Amyotrophic Lateral Sclerosis (ALS) is a progressive neurodegenerative disease impacting motor neurons in the brain and spinal cord. These motor neurons control voluntary muscle movement. Their degeneration leads to a gradual loss of muscle control, affecting an individual’s ability to move, speak, swallow, and eventually breathe.
Understanding ALS Prevalence in the United States
Understanding ALS in the United States involves examining its prevalence and incidence rates. Prevalence refers to the total number of people living with ALS at a specific time, while incidence represents the number of new cases diagnosed annually. According to the National ALS Registry’s 2017 data, an estimated 24,821 individuals were living with ALS in the U.S., a prevalence of approximately 7.7 per 100,000 people. This estimate falls within a range from 5.5 to 9.9 per 100,000, reflecting the complexities of accurately counting cases of a rare disease.
Projections from the National ALS Registry indicate U.S. cases were close to 33,000 in 2022, expected to rise to over 36,000 by 2030. The national average prevalence was 4.4 per 100,000 persons between 2011 and 2018, with geographical variations from 2.6 per 100,000 in Hawaii to 7.8 per 100,000 in Vermont. The annual incidence of ALS in the U.S. is typically around 1.5 to 2 new cases per 100,000 people, with a 2019 estimate from the CDC placing it at 1.44 new persons per 100,000 U.S. population.
Characteristics of Individuals Affected by ALS
ALS primarily affects individuals in middle to late adulthood. The average age at diagnosis is around 55, and the risk of developing ALS generally increases with age. The highest prevalence rates are observed in the 70-79 age group.
Men are more frequently affected by ALS than women, with a male-to-female ratio typically between 1.2:1 and 1.5:1. This gender disparity tends to diminish in individuals over 70. ALS is more common in White individuals and less frequent among African-Americans, Asians, and Hispanic populations in the U.S. Most ALS cases (90-95%) are sporadic, meaning they have no known genetic cause, while 5-10% are familial, indicating genetic inheritance.
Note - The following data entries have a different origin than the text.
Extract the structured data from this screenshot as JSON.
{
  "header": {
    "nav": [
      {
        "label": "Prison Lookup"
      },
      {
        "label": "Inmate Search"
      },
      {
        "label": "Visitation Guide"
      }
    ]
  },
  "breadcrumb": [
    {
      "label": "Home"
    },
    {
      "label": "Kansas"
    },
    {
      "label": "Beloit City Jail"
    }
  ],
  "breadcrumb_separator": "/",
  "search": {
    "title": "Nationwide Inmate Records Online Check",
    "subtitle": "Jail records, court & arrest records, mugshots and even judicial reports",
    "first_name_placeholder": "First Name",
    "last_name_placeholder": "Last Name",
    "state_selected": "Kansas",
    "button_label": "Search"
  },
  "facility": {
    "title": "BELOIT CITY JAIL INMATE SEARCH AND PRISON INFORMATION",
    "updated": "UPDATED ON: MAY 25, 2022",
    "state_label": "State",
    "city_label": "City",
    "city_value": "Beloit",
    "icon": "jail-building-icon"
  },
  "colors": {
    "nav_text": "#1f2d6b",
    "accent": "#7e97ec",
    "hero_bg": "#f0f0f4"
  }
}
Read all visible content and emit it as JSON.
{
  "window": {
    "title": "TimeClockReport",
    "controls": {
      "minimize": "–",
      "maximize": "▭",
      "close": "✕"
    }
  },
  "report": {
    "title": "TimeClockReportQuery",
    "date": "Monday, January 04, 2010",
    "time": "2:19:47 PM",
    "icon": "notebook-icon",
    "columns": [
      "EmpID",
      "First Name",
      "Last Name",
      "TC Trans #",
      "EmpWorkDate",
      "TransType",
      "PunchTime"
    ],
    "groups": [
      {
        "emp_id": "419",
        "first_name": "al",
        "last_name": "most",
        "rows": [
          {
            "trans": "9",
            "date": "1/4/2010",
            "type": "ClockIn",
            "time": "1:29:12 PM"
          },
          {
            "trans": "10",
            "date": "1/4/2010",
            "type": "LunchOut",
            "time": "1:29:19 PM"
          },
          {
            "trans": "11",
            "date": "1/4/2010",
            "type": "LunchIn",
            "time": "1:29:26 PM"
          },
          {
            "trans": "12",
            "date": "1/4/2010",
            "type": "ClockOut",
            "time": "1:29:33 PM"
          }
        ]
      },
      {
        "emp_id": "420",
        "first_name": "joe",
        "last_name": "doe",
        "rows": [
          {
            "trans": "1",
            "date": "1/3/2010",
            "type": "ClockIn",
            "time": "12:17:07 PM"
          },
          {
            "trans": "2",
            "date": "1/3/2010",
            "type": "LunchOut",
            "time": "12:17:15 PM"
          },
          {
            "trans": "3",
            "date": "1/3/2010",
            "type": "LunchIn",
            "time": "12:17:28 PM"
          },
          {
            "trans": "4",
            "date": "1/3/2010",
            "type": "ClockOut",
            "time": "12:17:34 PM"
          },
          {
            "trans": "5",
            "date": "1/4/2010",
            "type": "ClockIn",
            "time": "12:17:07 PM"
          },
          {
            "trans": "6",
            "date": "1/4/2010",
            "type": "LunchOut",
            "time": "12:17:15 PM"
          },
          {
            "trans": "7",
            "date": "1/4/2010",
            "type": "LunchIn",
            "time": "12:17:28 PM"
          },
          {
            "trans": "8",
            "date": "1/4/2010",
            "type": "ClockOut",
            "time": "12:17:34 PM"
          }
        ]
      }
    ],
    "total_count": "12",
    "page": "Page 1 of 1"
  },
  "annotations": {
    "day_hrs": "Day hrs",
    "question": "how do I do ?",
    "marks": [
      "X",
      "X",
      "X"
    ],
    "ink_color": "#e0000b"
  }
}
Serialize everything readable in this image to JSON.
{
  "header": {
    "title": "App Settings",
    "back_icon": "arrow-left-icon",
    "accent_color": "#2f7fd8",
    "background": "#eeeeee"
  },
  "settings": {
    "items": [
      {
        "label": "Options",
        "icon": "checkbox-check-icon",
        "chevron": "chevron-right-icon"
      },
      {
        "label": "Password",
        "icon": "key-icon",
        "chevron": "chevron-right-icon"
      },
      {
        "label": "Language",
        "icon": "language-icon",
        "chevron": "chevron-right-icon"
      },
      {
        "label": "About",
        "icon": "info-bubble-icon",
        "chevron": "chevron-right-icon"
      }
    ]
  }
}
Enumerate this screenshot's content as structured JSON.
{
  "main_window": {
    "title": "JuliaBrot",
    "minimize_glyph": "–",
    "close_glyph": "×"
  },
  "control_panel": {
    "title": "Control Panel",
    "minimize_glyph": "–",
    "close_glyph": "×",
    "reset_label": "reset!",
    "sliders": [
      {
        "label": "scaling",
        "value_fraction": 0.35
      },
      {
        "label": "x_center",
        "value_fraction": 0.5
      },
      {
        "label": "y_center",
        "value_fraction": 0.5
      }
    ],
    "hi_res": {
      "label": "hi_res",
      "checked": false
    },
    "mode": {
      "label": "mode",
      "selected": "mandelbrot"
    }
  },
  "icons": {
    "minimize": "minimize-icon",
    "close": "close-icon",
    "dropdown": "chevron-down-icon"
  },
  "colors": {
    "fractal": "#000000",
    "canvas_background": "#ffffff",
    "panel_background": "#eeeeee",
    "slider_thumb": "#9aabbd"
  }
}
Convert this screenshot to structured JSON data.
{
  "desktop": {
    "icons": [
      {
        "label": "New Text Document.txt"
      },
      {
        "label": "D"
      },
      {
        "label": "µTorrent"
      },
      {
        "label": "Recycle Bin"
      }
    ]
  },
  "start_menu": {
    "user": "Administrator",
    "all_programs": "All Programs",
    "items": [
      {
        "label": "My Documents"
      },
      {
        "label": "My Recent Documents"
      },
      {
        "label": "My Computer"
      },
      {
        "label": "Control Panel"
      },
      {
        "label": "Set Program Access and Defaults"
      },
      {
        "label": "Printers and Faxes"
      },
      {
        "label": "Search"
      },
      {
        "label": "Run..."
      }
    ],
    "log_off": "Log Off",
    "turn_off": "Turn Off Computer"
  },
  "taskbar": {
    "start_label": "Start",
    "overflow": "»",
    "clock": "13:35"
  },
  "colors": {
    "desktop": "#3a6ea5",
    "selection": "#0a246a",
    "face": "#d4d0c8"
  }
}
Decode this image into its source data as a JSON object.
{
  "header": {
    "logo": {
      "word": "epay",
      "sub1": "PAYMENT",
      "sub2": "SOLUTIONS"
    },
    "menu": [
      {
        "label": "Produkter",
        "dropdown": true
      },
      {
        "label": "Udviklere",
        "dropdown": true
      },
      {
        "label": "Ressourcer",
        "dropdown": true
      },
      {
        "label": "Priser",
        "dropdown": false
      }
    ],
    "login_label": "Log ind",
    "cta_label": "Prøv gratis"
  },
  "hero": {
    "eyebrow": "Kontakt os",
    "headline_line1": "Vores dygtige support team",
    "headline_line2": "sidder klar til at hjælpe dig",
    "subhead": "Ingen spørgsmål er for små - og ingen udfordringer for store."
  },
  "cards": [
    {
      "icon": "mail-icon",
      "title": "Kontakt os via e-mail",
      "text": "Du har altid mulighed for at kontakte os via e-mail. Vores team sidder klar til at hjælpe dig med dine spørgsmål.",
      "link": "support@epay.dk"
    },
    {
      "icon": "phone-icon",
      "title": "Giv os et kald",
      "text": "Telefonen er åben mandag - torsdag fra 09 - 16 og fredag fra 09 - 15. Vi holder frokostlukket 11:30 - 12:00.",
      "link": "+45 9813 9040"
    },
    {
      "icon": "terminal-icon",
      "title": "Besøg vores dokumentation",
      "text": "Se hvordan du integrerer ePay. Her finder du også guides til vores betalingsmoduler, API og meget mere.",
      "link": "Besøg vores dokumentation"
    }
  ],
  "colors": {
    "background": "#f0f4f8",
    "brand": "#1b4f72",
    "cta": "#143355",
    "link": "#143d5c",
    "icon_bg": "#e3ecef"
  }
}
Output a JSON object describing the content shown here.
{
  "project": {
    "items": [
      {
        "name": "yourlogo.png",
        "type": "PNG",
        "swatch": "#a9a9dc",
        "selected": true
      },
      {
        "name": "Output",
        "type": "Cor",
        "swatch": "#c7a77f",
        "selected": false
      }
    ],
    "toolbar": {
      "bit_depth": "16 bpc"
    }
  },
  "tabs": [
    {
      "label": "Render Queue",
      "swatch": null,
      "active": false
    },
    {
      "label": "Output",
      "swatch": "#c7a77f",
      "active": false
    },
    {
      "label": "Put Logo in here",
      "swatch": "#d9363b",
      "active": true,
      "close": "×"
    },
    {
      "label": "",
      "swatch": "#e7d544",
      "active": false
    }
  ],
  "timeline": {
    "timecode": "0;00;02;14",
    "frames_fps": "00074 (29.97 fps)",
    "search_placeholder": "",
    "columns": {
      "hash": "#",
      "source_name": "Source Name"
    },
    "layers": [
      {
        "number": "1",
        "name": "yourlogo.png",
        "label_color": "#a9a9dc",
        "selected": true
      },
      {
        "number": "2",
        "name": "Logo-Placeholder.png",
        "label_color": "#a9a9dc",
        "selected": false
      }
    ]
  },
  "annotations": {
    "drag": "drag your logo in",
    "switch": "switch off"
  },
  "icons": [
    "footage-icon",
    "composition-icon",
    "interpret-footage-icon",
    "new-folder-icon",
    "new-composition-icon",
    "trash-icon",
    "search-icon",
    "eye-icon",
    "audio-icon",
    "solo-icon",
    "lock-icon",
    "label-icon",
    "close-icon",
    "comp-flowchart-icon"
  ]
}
Data Collection and the National ALS Registry
The National ALS Registry collects and manages data on ALS prevalence and demographics in the United States. Established by the ALS Registry Act in 2008, this federal program gathers comprehensive information on individuals living with ALS. Its purpose is to accurately estimate the number of new and existing cases, identify who is affected, and pinpoint potential risk factors.
Data are compiled from various sources, including national administrative databases like Medicare and the Veterans Health Administration, supplemented by voluntary self-registrations and detailed surveys completed by individuals with ALS. Accurately counting individuals with a rare disease like ALS presents challenges due to diagnostic delays or incomplete reporting. The Registry addresses this by providing lower, mean, and upper bound estimates to offer a more complete picture of the disease burden. This data collection is essential for researchers to understand the disease’s epidemiology, identify risk factors, and track its progression, supporting new treatments and potential cures.